June 09, 2014
Coal Fired Power Consumption Slowing in China
by Robert Kropp
Carbon Tracker and the Association for Sustainable and Responsible Investment in Asia report that
investors need to consider the implications of significant stranded assets in China's coal sector.
For years, coal has been the fuel of choice to power China's rapidly growing economy. The
inevitable result has been severe environmental stress in the form of air pollution, to an extent
that the nation's sustainability is threatened.
In a new report, Carbon
Tracker and the Association for Sustainable and
Responsible Investment in Asia (ASrIA) document the extent to which China has decoupled
coal-fired power generation from it economic growth. The decoupling is pronounced enough, the
report states, that as much as 40% of total installed coal-fired capacity could be stranded by the
end of this decade.
Furthermore, the report continues, "thermal coal reserves and
resources constitute significant future supply that could be at risk from an early-peaking demand
future." The report urges investors to reassess "exposure to assets with the greatest value-at-risk
as a result of stranding."
The reason for the current decoupling of coal power from
economic growth are several, beginning with China's centralized government.
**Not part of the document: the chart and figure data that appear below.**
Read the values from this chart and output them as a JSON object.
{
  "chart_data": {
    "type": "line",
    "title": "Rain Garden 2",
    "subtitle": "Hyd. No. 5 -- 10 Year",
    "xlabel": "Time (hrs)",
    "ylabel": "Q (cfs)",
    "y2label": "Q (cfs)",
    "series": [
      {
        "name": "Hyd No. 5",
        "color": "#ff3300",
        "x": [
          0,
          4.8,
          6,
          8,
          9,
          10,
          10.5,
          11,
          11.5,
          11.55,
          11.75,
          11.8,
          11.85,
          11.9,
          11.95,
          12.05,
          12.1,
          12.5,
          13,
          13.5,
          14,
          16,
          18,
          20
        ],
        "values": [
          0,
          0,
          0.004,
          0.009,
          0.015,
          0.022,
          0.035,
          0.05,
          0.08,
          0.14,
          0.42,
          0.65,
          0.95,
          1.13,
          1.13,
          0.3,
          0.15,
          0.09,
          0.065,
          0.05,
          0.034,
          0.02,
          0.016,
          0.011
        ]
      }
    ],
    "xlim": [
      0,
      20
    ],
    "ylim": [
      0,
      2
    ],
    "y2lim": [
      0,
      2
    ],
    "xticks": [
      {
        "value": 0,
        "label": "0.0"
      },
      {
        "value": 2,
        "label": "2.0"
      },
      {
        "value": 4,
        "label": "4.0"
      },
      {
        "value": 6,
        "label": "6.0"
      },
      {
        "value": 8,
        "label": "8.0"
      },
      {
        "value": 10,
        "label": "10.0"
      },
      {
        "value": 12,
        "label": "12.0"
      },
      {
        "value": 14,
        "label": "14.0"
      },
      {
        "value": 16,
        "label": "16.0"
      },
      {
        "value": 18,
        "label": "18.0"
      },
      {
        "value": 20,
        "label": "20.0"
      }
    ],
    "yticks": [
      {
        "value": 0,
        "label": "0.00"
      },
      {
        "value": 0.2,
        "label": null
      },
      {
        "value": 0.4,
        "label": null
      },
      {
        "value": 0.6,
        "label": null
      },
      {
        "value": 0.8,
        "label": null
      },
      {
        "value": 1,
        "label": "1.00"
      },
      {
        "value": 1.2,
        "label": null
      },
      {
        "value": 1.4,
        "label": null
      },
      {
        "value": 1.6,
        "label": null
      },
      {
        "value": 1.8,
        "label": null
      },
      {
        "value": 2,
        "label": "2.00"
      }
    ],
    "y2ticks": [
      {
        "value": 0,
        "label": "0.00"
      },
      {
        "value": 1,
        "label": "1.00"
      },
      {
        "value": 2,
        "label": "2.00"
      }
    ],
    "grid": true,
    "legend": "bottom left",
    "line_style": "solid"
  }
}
In response to the
nation's air pollution crisis, the government has established ambitious goals for reducing reliance
on coal by 2020. "Further environmental regulatory developments are likely," the report states,
"with the policy landscape continuing to shift against contributors to these environmental
China’s shale gas reserves are the largest of any nation in the world, and the
report details how the nation is turning to natural gas as an alternative to coal. Also,
"Significant progress is being made with renewable energy sources, particularly solar and wind
where the rate of installations is increasing at a record level."
The implications of such
a scenario for investors are clear. Recent increases in domestic production leave exporters, which
previously supplied the Chinese market, with excessive supplies of coal. And while Chinese
companies have 20 years’ worth of proven reserves booked already, they spent $21 billion on further
exploration in 2013.
The report concludes with recommendations for investors,
policymakers, and companies. Most of the recommendations call for transparent reporting by
companies of potentially stranded assets on their books.